Investment essential for oil reserve turnaround as producer point to tax

Russia won’t reduce oil production in the next three years acording to Deputy Prime Minister, Igor Sechin. But after 2012, output will depend on investment in exploration, which has dropped significantly.

A recent survey by BP indicated global proven oil reserves fell last year. The first drop since 1998 was led by declines in Russia, Norway and China, and BP CEO, Tony Hayward, says a lack of upstream investment now may result in skyrocketing oil prices in few years.

“One of the most important things the industry has to do today that is to invest for the future, because if it doesn’t then we really will have a $150 or $200 per barrel by the middle of the next decade.”

I

nternational companies like Shell say it’s hard to take long-term investment decisions in the current instability, but Chris Finlayson, Head of Shell Russia, says it won’t cut capital expenditure.
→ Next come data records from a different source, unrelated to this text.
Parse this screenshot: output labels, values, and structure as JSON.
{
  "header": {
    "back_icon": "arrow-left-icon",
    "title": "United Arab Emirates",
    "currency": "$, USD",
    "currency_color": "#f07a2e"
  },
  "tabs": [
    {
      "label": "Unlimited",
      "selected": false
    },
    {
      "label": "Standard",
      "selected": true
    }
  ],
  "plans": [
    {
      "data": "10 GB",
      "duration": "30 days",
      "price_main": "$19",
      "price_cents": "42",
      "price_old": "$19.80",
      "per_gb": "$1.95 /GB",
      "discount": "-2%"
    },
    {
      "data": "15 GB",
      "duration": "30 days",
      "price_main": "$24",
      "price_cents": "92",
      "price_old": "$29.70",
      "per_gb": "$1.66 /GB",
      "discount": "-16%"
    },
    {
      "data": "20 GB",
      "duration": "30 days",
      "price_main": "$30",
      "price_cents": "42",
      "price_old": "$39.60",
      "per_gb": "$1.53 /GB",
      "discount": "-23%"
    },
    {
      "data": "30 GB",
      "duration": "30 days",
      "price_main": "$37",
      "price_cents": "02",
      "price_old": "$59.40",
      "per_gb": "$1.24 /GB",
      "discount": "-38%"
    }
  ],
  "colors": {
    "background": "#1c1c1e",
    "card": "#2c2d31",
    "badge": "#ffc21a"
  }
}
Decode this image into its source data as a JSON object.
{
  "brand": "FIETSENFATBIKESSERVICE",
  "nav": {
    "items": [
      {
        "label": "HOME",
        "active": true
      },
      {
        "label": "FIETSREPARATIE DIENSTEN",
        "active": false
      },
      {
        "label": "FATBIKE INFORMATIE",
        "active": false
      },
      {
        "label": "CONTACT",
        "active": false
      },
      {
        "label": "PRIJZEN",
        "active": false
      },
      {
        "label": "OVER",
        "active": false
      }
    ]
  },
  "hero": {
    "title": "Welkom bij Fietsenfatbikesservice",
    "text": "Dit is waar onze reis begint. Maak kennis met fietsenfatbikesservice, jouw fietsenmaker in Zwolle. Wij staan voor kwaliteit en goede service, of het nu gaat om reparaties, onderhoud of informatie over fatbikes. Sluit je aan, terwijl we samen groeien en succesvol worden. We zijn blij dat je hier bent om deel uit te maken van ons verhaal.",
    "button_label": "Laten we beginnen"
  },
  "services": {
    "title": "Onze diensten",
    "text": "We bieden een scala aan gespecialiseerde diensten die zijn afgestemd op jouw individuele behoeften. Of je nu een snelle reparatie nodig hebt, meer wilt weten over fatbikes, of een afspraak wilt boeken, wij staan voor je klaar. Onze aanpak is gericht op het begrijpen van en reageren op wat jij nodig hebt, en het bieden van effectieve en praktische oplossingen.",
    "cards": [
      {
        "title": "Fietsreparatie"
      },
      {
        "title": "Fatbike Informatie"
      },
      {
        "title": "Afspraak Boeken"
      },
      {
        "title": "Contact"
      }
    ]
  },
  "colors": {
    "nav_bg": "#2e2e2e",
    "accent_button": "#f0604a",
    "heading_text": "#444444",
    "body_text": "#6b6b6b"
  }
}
“We set very clearly that we will keep investing through the cycle. We are keeping our level of investment at around 30 billion dollars and clearly look for the best possible value as we invest.”

Russian producers claim they can't invest much in development of new fields. That's particularly important, as the large, productive fields in Western Siberia are starting to run low. The oil producers blame the tax system, according to Pavel Sorokin, Oil Analyst at Unicredit Securities.

“Before the crisis taxation was quite excessive. A lot of extra profits have been taken away. The more you earn, the more you get taken away. For an efficient operator that’s not a formula they want to work on.”

The tax burden in oil industry was slightly reduced in 2009 to help oil producers to cope with falling crude prices. Some say that the state has a policy of bleeding cash from the oil sector in order to diversify the economy.But if it's not profitable to find new reserves, that could cause shortages and spikes in future oil prices.